Eu sou, caríssimos, uma muito feliz (mas muito feliz, mesmo!!!) bolsista da Fundação Alexander von Humboldt (Alexander von Humboldt-Stiftung / AvH). Vim fazer meu Pós-Doutorado em História da Arte aqui, durante 18 meses, vinculada à Hochschule Hannover, com tutoria do Prof. Dr. Friedrich Weltzien. Todavia, como já defendi o Doutorado há mais de 10 anos, fui enquadrada no que eles chamam de “Estágio Sênior”. Então, sou “sênior”, condição que me deixa meio nervosa, devo admitir…

São muitos os programas de intercâmbio acadêmico mantidos ou incentivados, total ou parcialmente, pelo governo alemão. O mais popular, sem dúvida, é o DAAD (Deutscher Akademischer Austauschtdienst / Serviço Alemão de Intercâmbio Acadêmico), que oferece  bolsas em várias modalidades, todos os anos. O mais cobiçado, porém, é o da AvH.

O que dizer da bolsa Humboldt? Ela é um luxo, “apenas” isso. Não vou ficar contando todas as vantagens, para não parecer exibida. Todavia, rápidas informações: uma das coisas que a AvH se orgulha em divulgar é sua rede que congrega cerca de 28 mil humboldtianos, 55 deles detentores do Prêmio Nobel. Trata-se de uma “pressão sutil” para que os bolsistas entendam em que meio estão transitando. A Humboldt também tem dois lemas: “Não investimos em projetos, mas em pessoas” (leia-se: o que importa é a excelência acadêmica e a alta qualificação individual do pesquisador e o seu potencial de crescimento como cientista), e “Uma vez humboldtiano, sempre humboldtiano” (é isso mesmo-mesmo-mesmo!). Para os que souberem cultivá-la, é uma bolsa permanente, que proporciona redes e contatos para a vida inteira. E que, também por isso, é mais do que uma “bolsa”: é um prêmio. Prêmio à trajetória acadêmica e voto de confiança no que o pesquisador faz e em como faz. Então, é essa coisa empolgante que estou vivendo. E, ao que tudo indica, sou a primeira pesquisadora da área de Artes Visuais / História da Arte, no Brasil, que ganha a Humboldt.
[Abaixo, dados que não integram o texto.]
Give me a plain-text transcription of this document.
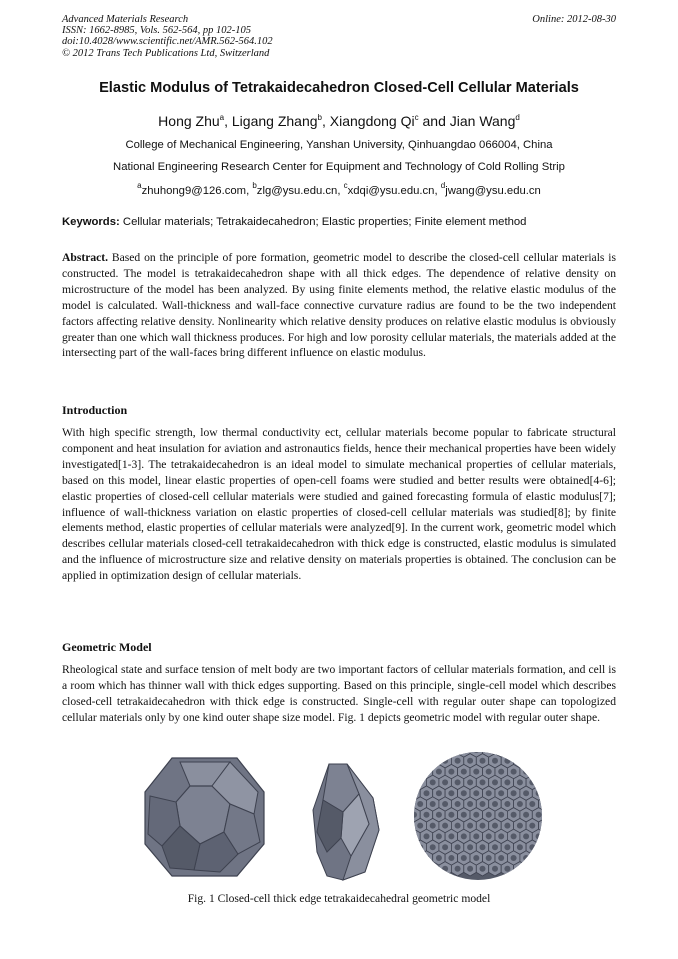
Advanced Materials Research
ISSN: 1662-8985, Vols. 562-564, pp 102-105
doi:10.4028/www.scientific.net/AMR.562-564.102
© 2012 Trans Tech Publications Ltd, Switzerland
Online: 2012-08-30
Elastic Modulus of Tetrakaidecahedron Closed-Cell Cellular Materials
Hong Zhu$^a$, Ligang Zhang$^b$, Xiangdong Qi$^c$ and Jian Wang$^d$
College of Mechanical Engineering, Yanshan University, Qinhuangdao 066004, China
National Engineering Research Center for Equipment and Technology of Cold Rolling Strip
$^a$zhuhong9@126.com, $^b$zlg@ysu.edu.cn, $^c$xdqi@ysu.edu.cn, $^d$jwang@ysu.edu.cn
Keywords: Cellular materials; Tetrakaidecahedron; Elastic properties; Finite element method
Abstract. Based on the principle of pore formation, geometric model to describe the closed-cell cellular materials is constructed. The model is tetrakaidecahedron shape with all thick edges. The dependence of relative density on microstructure of the model has been analyzed. By using finite elements method, the relative elastic modulus of the model is calculated. Wall-thickness and wall-face connective curvature radius are found to be the two independent factors affecting relative density. Nonlinearity which relative density produces on relative elastic modulus is obviously greater than one which wall thickness produces. For high and low porosity cellular materials, the materials added at the intersecting part of the wall-faces bring different influence on elastic modulus.
Introduction
With high specific strength, low thermal conductivity ect, cellular materials become popular to fabricate structural component and heat insulation for aviation and astronautics fields, hence their mechanical properties have been widely investigated[1-3]. The tetrakaidecahedron is an ideal model to simulate mechanical properties of cellular materials, based on this model, linear elastic properties of open-cell foams were studied and better results were obtained[4-6]; elastic properties of closed-cell cellular materials were studied and gained forecasting formula of elastic modulus[7]; influence of wall-thickness variation on elastic properties of closed-cell cellular materials was studied[8]; by finite elements method, elastic properties of cellular materials were analyzed[9]. In the current work, geometric model which describes cellular materials closed-cell tetrakaidecahedron with thick edge is constructed, elastic modulus is simulated and the influence of microstructure size and relative density on materials properties is obtained. The conclusion can be applied in optimization design of cellular materials.
Geometric Model
Rheological state and surface tension of melt body are two important factors of cellular materials formation, and cell is a room which has thinner wall with thick edges supporting. Based on this principle, single-cell model which describes closed-cell tetrakaidecahedron with thick edge is constructed. Single-cell with regular outer shape can topologized cellular materials only by one kind outer shape size model. Fig. 1 depicts geometric model with regular outer shape.
Fig. 1 Closed-cell thick edge tetrakaidecahedral geometric model
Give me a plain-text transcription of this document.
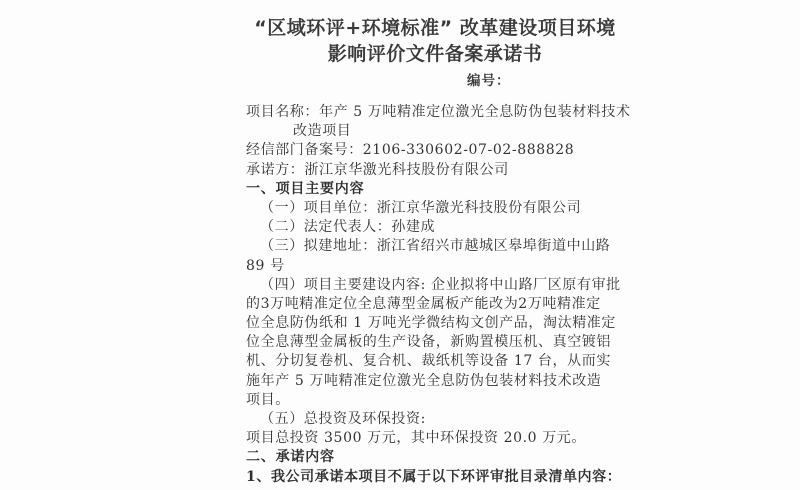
“区域环评+环境标准” 改革建设项目环境
影响评价文件备案承诺书
编号：
项目名称：年产 5 万吨精准定位激光全息防伪包装材料技术
改造项目
经信部门备案号：2106-330602-07-02-888828
承诺方：浙江京华激光科技股份有限公司
一、项目主要内容
（一）项目单位：浙江京华激光科技股份有限公司
（二）法定代表人：孙建成
（三）拟建地址：浙江省绍兴市越城区皋埠街道中山路
89 号
（四）项目主要建设内容: 企业拟将中山路厂区原有审批
的3万吨精准定位全息薄型金属板产能改为2万吨精准定
位全息防伪纸和 1 万吨光学微结构文创产品，淘汰精准定
位全息薄型金属板的生产设备，新购置模压机、真空镀铝
机、分切复卷机、复合机、裁纸机等设备 17 台，从而实
施年产 5 万吨精准定位激光全息防伪包装材料技术改造
项目。
（五）总投资及环保投资:
项目总投资 3500 万元，其中环保投资 20.0 万元。
二、承诺内容
1、我公司承诺本项目不属于以下环评审批目录清单内容：
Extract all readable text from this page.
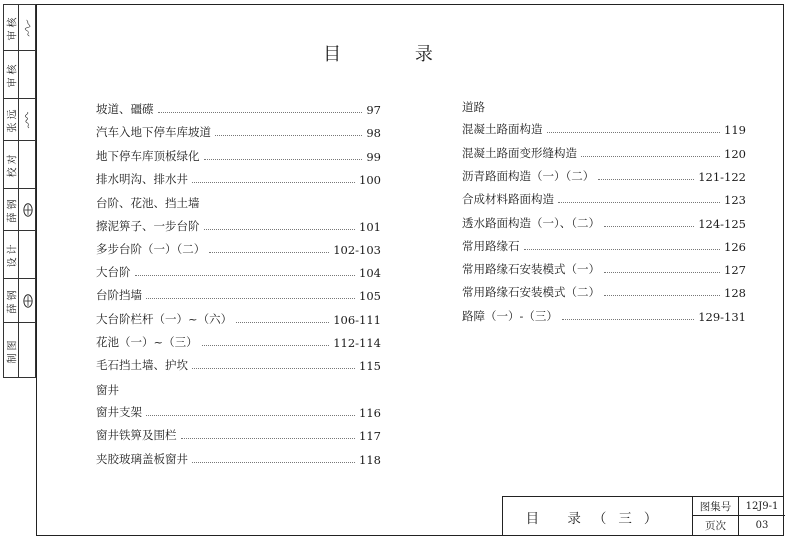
审核
审核
张远
校对
薛钢
设计
薛钢
制图
目 录
坡道、礓礤	97
汽车入地下停车库坡道	98
地下停车库顶板绿化	99
排水明沟、排水井	100
台阶、花池、挡土墙
擦泥箅子、一步台阶	101
多步台阶（一）（二）	102-103
大台阶	104
台阶挡墙	105
大台阶栏杆（一）~（六）	106-111
花池（一）~（三）	112-114
毛石挡土墙、护坎	115
窗井
窗井支架	116
窗井铁箅及围栏	117
夹胶玻璃盖板窗井	118
道路
混凝土路面构造	119
混凝土路面变形缝构造	120
沥青路面构造（一）（二）	121-122
合成材料路面构造	123
透水路面构造（一）、（二）	124-125
常用路缘石	126
常用路缘石安装模式（一）	127
常用路缘石安装模式（二）	128
路障（一）-（三）	129-131
目 录（三）
图集号	12J9-1
页次	03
Não foi à toa que o rei prussiano Frederico Guilherme IV definiu Alexander von Humboldt (1769–1859) como “o maior e mais formidável dos homens desde o Dilúvio”. Falante excepcional e escritor contumaz, Humboldt cativava distintos públicos: cientistas e políticos, estudantes e professores, agricultores e artesãos, artistas e músicos. Foi um dos maiores intelectuais de seu tempo, desenvolvendo trabalhos em Geografia, Botânica, Geologia, Mineralogia, Etnologia e sempre acreditando que o fundamental a um cientista era não apenas saber coletar e analisar dados, mas observar, com emoção e intuição. O frontispício de seu primeiro livro, Ensaio sobre a Geografia das Plantas (lançado em 1805), ilustra bem isso: a gravura exibe Apolo, o deus grego associado às artes, erguendo o véu de Deméter, a divindade das colheitas e dos ciclos naturais. É com arte, poesia e imaginação, portanto, que se poderia compreender a força, a beleza e as interconexões de nosso planeta. Essa visão holística, que concebia a Terra como um organismo vivo, transformou para sempre a forma de pensar o lugar e a relação do homem com a natureza. Aristocrata que investiu toda a sua herança em viagens e pesquisas – conta Andrea Wulf na premiada biografia A invenção da natureza: a vida e as descobertas de Alexander von Humboldt, ele, já idoso e sem condições de sustentar seus próprios projetos, dava um jeito de buscar financiamento para jovens cientistas, além de responder a pelo menos metade das cerca de 2.000 cartas que recebia anualmente.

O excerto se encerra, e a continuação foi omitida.